Cause Celeb highlights a celebrity’s work on behalf of a specific cause. This week, we speak with Ross Kauffman, 2005 Academy Award-winning filmmaker of “Born Into Brothels,” about his work with Kids with Cameras. The organization teaches photography to marginalized children in various communities throughout the world. Kids with Cameras raises money for the children's education and general well-being through print sales of the photographs taken by the kids.
Since this interview, Kids with Cameras successfully completed a $1.2 million endowment campaign. The funds enabled the organization to buy a five-acre piece of land to build the Hope House, a safe haven for girls from Calcutta's red light district.
Interviewed by Boram Lee
Question: Can you tell me about and what it does?

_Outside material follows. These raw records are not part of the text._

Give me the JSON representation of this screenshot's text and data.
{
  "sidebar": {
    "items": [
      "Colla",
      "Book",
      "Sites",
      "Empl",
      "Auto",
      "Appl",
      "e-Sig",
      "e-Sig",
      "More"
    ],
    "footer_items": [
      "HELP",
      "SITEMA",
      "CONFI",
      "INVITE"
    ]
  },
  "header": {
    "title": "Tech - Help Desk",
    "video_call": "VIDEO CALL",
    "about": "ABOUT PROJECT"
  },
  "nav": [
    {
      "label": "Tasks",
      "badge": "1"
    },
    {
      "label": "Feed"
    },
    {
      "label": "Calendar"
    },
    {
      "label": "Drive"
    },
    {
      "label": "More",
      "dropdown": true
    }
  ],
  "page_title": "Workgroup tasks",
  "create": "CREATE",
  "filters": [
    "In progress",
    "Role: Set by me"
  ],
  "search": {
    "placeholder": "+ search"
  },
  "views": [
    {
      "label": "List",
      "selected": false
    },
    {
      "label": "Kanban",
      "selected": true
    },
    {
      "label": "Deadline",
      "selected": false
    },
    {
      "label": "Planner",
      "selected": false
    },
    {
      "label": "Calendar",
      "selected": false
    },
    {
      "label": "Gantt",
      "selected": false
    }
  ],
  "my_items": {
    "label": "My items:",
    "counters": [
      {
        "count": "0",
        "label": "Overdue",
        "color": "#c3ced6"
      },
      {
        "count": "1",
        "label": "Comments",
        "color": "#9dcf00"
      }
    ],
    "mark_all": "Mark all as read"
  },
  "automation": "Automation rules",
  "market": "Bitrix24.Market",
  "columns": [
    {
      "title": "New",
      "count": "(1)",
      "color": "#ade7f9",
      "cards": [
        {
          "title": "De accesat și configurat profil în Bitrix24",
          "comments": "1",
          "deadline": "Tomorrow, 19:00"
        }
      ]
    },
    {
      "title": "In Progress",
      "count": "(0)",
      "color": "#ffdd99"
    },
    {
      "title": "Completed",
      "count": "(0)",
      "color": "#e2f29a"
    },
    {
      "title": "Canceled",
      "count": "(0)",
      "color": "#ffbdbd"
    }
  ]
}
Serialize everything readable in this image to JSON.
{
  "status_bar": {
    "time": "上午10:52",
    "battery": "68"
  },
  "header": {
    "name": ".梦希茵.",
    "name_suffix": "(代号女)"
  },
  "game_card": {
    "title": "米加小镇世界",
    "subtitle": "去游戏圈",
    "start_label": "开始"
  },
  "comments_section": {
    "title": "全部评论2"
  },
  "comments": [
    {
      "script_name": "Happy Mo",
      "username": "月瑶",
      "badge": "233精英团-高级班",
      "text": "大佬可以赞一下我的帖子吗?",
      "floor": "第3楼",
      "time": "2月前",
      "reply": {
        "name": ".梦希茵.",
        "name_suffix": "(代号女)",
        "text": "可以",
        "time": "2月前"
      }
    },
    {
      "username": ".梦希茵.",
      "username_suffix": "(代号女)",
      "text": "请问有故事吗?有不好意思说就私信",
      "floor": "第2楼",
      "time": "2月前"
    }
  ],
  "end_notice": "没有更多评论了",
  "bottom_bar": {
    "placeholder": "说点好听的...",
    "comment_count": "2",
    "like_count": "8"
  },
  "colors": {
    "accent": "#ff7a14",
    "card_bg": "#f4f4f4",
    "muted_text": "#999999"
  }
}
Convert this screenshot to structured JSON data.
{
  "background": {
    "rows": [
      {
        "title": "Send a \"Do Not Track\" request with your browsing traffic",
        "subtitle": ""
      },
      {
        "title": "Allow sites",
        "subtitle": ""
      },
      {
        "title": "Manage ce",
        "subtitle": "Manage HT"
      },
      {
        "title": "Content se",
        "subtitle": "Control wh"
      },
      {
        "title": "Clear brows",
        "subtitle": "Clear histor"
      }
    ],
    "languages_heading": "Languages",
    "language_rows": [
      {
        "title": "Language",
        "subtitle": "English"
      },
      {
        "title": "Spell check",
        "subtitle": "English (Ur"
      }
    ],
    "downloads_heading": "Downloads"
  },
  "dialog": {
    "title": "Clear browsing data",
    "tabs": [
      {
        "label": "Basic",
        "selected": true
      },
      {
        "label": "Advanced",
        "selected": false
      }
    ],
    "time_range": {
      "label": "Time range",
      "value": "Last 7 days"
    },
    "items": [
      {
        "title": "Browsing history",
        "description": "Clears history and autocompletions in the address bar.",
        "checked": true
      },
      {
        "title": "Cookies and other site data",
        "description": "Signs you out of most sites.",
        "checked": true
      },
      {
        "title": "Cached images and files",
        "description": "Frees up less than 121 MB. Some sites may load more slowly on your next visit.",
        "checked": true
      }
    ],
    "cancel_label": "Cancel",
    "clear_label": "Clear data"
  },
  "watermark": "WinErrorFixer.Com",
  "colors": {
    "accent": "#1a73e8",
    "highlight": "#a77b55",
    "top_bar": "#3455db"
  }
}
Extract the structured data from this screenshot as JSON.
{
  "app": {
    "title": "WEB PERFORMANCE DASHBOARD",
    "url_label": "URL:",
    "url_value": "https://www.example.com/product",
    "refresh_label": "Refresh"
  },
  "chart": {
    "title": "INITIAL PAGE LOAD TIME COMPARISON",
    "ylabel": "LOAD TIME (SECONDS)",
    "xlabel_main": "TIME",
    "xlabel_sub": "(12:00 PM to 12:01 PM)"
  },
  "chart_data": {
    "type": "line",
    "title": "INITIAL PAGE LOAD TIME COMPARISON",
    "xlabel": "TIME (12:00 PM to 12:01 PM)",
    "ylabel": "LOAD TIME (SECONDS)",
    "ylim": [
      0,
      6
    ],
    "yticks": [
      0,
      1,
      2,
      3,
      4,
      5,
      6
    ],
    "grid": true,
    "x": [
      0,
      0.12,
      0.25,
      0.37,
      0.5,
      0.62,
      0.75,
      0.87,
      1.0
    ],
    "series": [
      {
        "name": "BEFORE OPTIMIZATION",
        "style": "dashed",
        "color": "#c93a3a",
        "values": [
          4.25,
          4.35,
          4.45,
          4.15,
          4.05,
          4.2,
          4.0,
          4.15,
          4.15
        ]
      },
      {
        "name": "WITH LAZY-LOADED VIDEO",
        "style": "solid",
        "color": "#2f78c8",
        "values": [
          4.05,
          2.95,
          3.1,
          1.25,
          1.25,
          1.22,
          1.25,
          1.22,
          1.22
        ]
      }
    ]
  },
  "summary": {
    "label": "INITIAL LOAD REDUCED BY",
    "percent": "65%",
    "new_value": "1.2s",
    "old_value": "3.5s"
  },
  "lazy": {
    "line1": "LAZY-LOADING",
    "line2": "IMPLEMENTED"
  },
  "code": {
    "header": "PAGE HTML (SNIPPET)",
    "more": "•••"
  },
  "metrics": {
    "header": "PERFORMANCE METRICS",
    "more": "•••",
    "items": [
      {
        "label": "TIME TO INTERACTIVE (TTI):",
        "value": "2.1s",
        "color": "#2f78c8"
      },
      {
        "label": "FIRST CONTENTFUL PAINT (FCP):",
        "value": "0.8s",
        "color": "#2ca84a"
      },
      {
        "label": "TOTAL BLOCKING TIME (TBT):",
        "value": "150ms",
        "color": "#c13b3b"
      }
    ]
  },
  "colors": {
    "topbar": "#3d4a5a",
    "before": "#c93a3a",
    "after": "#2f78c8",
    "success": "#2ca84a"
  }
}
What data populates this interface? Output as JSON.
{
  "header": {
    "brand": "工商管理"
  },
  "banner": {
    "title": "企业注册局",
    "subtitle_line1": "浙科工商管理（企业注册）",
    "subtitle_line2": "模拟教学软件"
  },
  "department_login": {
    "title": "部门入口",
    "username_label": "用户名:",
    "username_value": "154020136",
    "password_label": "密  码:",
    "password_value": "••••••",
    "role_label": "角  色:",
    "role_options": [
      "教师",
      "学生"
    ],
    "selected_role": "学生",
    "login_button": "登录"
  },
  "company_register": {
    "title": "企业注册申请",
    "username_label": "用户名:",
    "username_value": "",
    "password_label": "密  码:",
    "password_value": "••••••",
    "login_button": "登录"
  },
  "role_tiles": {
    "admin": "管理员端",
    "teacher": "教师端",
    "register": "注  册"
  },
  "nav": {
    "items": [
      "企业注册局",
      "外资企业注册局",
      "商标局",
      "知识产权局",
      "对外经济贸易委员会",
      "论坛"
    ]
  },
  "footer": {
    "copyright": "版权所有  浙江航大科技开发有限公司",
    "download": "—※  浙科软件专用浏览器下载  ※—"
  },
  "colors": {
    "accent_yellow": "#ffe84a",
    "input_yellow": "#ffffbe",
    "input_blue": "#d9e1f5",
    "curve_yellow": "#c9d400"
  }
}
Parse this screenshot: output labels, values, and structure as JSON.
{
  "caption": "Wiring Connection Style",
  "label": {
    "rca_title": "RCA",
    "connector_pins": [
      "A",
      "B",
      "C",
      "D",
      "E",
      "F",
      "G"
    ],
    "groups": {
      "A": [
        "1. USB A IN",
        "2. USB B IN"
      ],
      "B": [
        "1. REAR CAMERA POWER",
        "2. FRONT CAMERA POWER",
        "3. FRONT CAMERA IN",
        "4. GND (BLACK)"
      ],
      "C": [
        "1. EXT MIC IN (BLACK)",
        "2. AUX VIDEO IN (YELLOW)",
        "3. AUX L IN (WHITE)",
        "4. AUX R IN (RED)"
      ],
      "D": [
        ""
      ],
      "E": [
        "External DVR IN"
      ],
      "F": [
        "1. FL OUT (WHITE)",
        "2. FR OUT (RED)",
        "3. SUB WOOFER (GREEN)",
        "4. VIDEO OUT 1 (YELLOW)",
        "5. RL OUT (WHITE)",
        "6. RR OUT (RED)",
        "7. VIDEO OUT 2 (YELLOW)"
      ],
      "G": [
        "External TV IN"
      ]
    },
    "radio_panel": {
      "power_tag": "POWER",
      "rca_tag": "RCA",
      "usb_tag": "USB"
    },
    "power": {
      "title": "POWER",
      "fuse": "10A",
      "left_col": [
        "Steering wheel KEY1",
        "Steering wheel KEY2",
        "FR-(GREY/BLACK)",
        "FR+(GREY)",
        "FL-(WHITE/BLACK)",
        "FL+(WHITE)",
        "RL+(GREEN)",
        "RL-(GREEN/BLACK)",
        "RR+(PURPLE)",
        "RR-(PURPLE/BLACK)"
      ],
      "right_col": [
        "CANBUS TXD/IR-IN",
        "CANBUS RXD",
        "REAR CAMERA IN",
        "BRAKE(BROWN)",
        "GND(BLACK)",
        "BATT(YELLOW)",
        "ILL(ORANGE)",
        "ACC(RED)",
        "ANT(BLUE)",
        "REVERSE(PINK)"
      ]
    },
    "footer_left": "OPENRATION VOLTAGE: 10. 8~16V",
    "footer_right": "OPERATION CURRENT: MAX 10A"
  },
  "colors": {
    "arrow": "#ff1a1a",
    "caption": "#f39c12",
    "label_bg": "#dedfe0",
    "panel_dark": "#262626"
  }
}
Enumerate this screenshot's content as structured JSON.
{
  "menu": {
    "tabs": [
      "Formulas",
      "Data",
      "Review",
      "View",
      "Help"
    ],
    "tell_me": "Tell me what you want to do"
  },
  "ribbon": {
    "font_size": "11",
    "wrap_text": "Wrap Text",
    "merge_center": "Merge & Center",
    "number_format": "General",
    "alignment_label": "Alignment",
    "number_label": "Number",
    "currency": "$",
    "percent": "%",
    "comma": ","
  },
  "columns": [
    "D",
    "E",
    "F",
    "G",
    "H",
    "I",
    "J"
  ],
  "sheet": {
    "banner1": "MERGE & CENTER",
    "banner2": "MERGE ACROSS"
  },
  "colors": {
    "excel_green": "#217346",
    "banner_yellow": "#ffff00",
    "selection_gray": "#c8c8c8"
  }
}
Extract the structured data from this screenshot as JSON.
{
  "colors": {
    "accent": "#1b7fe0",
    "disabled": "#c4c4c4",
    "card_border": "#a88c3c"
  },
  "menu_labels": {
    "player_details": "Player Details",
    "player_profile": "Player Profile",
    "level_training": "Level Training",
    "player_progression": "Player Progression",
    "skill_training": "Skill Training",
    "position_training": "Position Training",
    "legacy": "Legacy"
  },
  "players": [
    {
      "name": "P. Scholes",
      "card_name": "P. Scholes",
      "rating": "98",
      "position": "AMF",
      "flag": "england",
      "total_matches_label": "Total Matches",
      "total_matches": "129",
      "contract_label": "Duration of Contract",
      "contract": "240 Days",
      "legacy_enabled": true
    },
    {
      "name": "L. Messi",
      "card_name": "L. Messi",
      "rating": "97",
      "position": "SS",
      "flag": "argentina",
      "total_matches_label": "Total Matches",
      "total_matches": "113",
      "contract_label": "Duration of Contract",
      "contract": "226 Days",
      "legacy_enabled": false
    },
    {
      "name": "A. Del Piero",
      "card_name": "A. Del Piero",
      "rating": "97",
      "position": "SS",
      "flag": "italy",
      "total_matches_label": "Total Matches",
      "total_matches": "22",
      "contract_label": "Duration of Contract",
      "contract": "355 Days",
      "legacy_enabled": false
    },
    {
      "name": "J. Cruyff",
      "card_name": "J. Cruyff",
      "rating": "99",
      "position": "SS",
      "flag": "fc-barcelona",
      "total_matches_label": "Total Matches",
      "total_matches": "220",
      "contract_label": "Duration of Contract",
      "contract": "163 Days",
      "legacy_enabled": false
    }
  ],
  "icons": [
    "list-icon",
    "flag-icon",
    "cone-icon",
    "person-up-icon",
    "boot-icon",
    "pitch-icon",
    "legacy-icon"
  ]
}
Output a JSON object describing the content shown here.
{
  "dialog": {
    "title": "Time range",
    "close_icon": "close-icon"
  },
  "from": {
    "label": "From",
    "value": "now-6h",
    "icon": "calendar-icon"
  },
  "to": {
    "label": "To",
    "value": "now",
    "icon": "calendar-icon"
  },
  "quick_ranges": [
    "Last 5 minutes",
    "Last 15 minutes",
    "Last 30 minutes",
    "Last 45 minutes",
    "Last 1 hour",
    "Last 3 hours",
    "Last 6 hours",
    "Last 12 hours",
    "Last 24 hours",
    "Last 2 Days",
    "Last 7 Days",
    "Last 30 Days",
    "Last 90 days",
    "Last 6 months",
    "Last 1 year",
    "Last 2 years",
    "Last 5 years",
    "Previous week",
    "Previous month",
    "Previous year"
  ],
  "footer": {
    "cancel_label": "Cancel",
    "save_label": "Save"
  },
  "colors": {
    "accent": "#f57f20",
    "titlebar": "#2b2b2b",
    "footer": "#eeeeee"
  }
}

Ross Kauffman: What we did during the film “Born Into Brothels” is we basically took the photos in the film that all the children took, and we sold them on the kids’ behalf and 100 percent of the profits went to the kids and their education. So Kids with Cameras acted a conduit for those funds for the children. We also started some other projects for children in other areas in the world like Egypt, Cairo in particular, Jerusalem, and Haiti. But primarily … the main function of Kids with Cameras is that we are filming, along with my executive producer Geralyn White Dreyfous, a home for children in Calcutta.
Q: I know that “Born Into Brothels” was how the organization came about. For people who haven’t watched the film, could you tell me more about it?
RK: It’s interesting with this project. Everything kind of grew organically ahead of everything else. And it all started with a photographer named Zana Briski who was taking photos in the red light districts of Calcutta. She started teaching photography to the children of prostitutes. She really loved their photos and then we decided to do a film about these particular children.
The film is really about the incredible creativity of children, that indomitable spirit of childhood that can’t be crushed by just about anything. The kids really take incredible photos, and end up having a gallery show, and in the end some of them finally get into schools. So, that’s really what the film is about. And the organization Kids with Cameras is really born out of that film.
Q: Also, on the Kids with Cameras website it talks about the “Hope House.” Could you tell me about it and what its mission is?
RK: The Hope House is the home that we (Kids with Cameras executive producer Geralyn White Dreyfous and I) are raising money to build in Calcutta. It’s really going to be a safe place for children in the red light district to live and to play, and they’re going to go to school. Their school and their education will be funded through the organization that we’re partnering with in Calcutta. So, it’s really a place where 252 children will be able to live and play, and work, and be safe. And we’re raising money to build the home right now.
Q: Where do workshops take place?
RK: One workshop has taken place in Cairo, along with the Zaballeen (people who make a living off collecting trash) where the garbage pickers and the children who live in the garbage dump pick garbage all day. Another was in Haiti, with young women who are called restavek — they’re basically domestic servants. And then, the third was with Israeli Palestinian children in Jerusalem.
Q: OK. And how do the communities where you hold the workshops respond to them?
RK: As with everything, it’s a mixture, you know. Some people are happy about it. A lot of people are a little bit jealous if their children aren’t a part of it. But for the most part, people reacted positively to the work that we were doing.
Q: What was your most memorable experience with Kids with Cameras?
RK: Well, you know for me, Kids with Cameras and “Born Into Brothels” were sort of one in the same. They all came about the same time. You know, there were so many memorable moments, it’s hard to pick just one. We’re still in touch with the children from the film.
My most memorable moment? That’s a tough question. It’s funny because I ask people that when I’m interviewing them, but I can’t answer it now. Maybe I’ll think about it and figure out what it is.